By the late David Foster, edited by Wm. C. Harris. All published by Orange Judd Company, New York.

When in Alaska last summer the Editor and party found the abundance of food which came down with the melting snows from the steep mountain sides so favorable to plenty of fish, that it almost seemed as if the boats pushed the fish away, as we pulled for the shore. On one occasion our young men with an Indian, in a canoe, actually drove the salmon into a narrow inlet, and, after an hour's absence, came back with eleven, which they had clubbed with the boat's paddles, and an Indian dart attached to a string - numbers being wounded and getting away. But there is no sport in this; kind of fishing. As Mr. Roosevelt remarks, there is more sport in catching one black bass with a fly, than a dozen with bait. In fact it is the fun, and not the fish - the art, and not its product, - that delights the true fisherman. All such will enjoy highly these works.

In angling, as in horticulture, there is a science and an art.

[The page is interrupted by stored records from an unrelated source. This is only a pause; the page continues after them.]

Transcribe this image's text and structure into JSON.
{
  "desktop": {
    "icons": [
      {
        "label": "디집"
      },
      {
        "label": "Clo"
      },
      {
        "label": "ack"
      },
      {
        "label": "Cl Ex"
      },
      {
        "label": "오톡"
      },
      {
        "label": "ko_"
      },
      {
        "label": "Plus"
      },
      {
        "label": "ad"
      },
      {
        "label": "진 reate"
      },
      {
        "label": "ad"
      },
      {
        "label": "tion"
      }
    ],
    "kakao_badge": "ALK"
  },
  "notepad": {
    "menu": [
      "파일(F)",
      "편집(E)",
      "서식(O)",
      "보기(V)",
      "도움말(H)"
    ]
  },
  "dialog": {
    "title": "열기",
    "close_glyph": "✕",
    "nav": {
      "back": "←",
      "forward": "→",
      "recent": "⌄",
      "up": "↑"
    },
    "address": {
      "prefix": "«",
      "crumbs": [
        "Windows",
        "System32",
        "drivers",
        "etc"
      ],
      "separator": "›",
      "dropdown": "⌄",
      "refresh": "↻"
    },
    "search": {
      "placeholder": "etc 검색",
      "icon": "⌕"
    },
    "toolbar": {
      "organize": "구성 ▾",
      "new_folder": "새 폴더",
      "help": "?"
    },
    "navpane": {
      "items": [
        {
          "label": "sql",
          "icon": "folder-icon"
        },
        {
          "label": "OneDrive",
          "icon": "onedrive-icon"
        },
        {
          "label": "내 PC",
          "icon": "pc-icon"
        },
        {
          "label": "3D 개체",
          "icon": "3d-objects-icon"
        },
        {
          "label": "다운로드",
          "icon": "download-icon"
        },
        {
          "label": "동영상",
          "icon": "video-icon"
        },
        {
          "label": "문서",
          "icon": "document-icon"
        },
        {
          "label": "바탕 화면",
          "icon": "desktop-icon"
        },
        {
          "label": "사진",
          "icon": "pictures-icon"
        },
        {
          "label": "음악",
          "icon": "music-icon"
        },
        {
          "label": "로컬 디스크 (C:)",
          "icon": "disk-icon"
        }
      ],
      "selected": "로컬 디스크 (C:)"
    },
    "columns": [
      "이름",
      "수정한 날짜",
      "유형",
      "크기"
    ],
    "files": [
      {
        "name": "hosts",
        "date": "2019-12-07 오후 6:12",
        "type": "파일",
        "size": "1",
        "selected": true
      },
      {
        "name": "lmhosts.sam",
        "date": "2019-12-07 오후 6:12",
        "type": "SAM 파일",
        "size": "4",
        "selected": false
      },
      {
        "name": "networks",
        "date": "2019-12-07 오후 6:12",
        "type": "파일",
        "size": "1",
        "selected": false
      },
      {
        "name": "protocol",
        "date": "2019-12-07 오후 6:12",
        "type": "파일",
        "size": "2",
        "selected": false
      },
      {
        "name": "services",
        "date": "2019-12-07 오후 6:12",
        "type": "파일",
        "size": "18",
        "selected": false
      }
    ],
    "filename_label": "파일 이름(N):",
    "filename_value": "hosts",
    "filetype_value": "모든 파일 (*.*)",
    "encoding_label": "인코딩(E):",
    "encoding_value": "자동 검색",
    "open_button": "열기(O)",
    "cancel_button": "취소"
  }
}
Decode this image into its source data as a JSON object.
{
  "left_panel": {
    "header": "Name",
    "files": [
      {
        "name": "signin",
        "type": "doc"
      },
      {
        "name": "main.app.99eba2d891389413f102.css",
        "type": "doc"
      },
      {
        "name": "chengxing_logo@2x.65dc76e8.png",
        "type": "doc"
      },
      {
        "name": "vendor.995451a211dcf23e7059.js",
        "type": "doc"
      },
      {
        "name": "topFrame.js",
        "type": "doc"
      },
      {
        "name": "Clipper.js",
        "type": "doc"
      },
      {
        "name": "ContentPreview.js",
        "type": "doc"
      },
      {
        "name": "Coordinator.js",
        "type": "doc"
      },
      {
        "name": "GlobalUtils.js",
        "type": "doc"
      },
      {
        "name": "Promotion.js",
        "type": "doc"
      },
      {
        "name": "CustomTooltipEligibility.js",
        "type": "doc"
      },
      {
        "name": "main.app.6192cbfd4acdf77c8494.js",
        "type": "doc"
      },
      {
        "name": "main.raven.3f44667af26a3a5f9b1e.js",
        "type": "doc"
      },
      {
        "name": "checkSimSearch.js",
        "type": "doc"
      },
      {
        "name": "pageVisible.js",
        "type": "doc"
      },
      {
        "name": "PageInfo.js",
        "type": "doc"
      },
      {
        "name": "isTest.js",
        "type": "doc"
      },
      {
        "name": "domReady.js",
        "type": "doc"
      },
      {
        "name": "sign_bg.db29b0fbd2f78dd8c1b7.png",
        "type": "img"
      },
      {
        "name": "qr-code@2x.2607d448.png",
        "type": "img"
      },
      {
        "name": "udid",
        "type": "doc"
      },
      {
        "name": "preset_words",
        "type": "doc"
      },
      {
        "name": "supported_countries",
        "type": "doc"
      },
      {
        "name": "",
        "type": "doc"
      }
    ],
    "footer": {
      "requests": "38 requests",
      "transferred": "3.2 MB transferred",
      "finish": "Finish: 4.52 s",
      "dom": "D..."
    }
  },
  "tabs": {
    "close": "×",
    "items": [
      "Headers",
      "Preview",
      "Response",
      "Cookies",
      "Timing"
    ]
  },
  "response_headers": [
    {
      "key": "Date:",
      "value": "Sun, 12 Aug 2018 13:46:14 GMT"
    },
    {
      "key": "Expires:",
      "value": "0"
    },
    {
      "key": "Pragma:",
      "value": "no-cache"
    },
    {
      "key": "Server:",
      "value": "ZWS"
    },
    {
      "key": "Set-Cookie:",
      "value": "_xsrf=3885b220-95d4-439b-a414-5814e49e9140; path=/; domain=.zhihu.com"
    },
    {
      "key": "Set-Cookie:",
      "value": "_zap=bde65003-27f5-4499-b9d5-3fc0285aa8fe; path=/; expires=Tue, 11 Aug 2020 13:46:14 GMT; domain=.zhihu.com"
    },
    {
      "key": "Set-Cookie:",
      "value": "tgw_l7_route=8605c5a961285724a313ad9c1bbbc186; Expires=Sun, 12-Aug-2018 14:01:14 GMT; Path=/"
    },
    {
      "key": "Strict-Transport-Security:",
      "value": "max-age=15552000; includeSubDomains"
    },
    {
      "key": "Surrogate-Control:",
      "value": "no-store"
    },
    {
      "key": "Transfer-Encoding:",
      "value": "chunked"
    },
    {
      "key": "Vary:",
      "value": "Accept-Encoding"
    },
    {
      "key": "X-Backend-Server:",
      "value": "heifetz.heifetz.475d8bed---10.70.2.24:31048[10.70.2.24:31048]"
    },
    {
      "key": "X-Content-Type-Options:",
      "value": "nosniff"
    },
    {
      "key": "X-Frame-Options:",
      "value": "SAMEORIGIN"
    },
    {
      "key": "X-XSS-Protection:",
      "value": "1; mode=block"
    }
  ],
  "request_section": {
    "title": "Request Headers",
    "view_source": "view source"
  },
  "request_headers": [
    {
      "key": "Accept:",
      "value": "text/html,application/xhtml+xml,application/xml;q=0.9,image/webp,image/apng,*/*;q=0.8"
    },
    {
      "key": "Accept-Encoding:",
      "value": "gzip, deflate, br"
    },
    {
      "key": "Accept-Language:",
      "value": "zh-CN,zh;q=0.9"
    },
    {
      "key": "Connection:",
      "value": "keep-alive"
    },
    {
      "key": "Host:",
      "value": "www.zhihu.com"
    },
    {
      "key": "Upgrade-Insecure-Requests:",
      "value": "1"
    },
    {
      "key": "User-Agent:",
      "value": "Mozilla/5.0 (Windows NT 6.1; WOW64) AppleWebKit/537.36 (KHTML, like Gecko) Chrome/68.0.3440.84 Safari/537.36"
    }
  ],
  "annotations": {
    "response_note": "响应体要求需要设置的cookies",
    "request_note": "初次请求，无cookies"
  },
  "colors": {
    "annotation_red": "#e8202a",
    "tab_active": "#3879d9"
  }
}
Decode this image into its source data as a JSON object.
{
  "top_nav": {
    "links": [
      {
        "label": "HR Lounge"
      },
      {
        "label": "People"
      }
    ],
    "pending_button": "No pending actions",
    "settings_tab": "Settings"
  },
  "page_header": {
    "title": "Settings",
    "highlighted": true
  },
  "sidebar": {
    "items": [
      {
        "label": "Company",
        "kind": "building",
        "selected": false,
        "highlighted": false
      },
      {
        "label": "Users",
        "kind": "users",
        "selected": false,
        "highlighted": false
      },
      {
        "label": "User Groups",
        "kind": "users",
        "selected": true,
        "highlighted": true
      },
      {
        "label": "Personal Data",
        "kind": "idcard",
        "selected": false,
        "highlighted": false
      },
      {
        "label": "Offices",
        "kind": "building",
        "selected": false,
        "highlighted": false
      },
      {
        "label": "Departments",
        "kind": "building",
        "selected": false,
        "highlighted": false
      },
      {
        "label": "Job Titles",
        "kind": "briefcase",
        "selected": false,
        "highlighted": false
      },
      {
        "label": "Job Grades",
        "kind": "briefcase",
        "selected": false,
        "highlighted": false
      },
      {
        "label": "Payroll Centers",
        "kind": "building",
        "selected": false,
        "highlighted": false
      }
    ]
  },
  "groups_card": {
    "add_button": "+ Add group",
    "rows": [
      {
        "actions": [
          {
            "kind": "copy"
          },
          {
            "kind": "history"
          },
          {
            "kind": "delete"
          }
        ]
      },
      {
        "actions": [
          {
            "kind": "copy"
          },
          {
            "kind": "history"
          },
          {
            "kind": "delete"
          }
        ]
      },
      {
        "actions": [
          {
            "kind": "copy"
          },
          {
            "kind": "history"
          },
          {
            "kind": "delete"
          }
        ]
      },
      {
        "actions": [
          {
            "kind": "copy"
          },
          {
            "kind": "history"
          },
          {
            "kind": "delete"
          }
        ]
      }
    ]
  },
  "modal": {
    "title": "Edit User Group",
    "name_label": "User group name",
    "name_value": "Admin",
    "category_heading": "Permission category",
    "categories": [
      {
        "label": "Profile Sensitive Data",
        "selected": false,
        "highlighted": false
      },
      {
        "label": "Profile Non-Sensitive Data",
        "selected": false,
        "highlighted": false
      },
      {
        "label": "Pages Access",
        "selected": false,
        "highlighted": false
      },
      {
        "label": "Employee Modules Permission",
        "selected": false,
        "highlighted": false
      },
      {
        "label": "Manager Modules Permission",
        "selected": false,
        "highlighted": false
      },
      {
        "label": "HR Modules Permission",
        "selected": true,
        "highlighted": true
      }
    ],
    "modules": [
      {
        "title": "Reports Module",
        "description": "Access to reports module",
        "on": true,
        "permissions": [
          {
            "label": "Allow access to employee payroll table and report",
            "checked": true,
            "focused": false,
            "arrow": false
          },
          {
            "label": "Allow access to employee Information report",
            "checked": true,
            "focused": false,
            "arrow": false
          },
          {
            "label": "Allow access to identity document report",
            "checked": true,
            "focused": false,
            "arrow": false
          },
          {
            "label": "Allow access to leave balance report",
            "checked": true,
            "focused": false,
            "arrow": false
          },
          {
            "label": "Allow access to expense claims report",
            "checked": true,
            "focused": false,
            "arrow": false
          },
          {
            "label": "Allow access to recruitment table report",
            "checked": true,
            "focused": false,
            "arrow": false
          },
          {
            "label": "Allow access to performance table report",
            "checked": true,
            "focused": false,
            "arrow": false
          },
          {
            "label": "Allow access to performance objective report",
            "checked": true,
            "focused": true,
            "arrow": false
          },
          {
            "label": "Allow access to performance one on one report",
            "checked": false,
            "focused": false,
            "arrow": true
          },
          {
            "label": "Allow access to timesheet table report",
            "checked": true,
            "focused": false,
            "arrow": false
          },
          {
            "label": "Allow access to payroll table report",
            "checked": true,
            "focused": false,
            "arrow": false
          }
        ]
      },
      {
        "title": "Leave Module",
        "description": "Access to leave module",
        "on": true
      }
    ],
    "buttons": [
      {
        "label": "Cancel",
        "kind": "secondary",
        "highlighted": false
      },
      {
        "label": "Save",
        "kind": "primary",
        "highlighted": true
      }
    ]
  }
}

It is at the same time a sport from which none should turn with disdain, since its influences in the direction of horticulture are by no means small. The true angler seeks his sport beside the streams about which the beauties of nature are scattered with the most liberal hand. The flowers and trees all have an attraction for him; he learns their habits, and while he may not learn their names, they become familiar friends to him, and he knows nearly all about them. These remarks of course apply only to the true angler, and not to him who with his hook and line aims to kill everything that waves a fin, large or small; this kind of a person has, when fishing, neither time nor soul for anything but to kill. Like the worthless gardener, he is worthy only of contempt. There are some men who enjoy the sport, and who are anxious to rise from mediocrity to excellence in the art, and to such this book will prove of valuable assistance. The author, the late David Foster, was a well known English angler.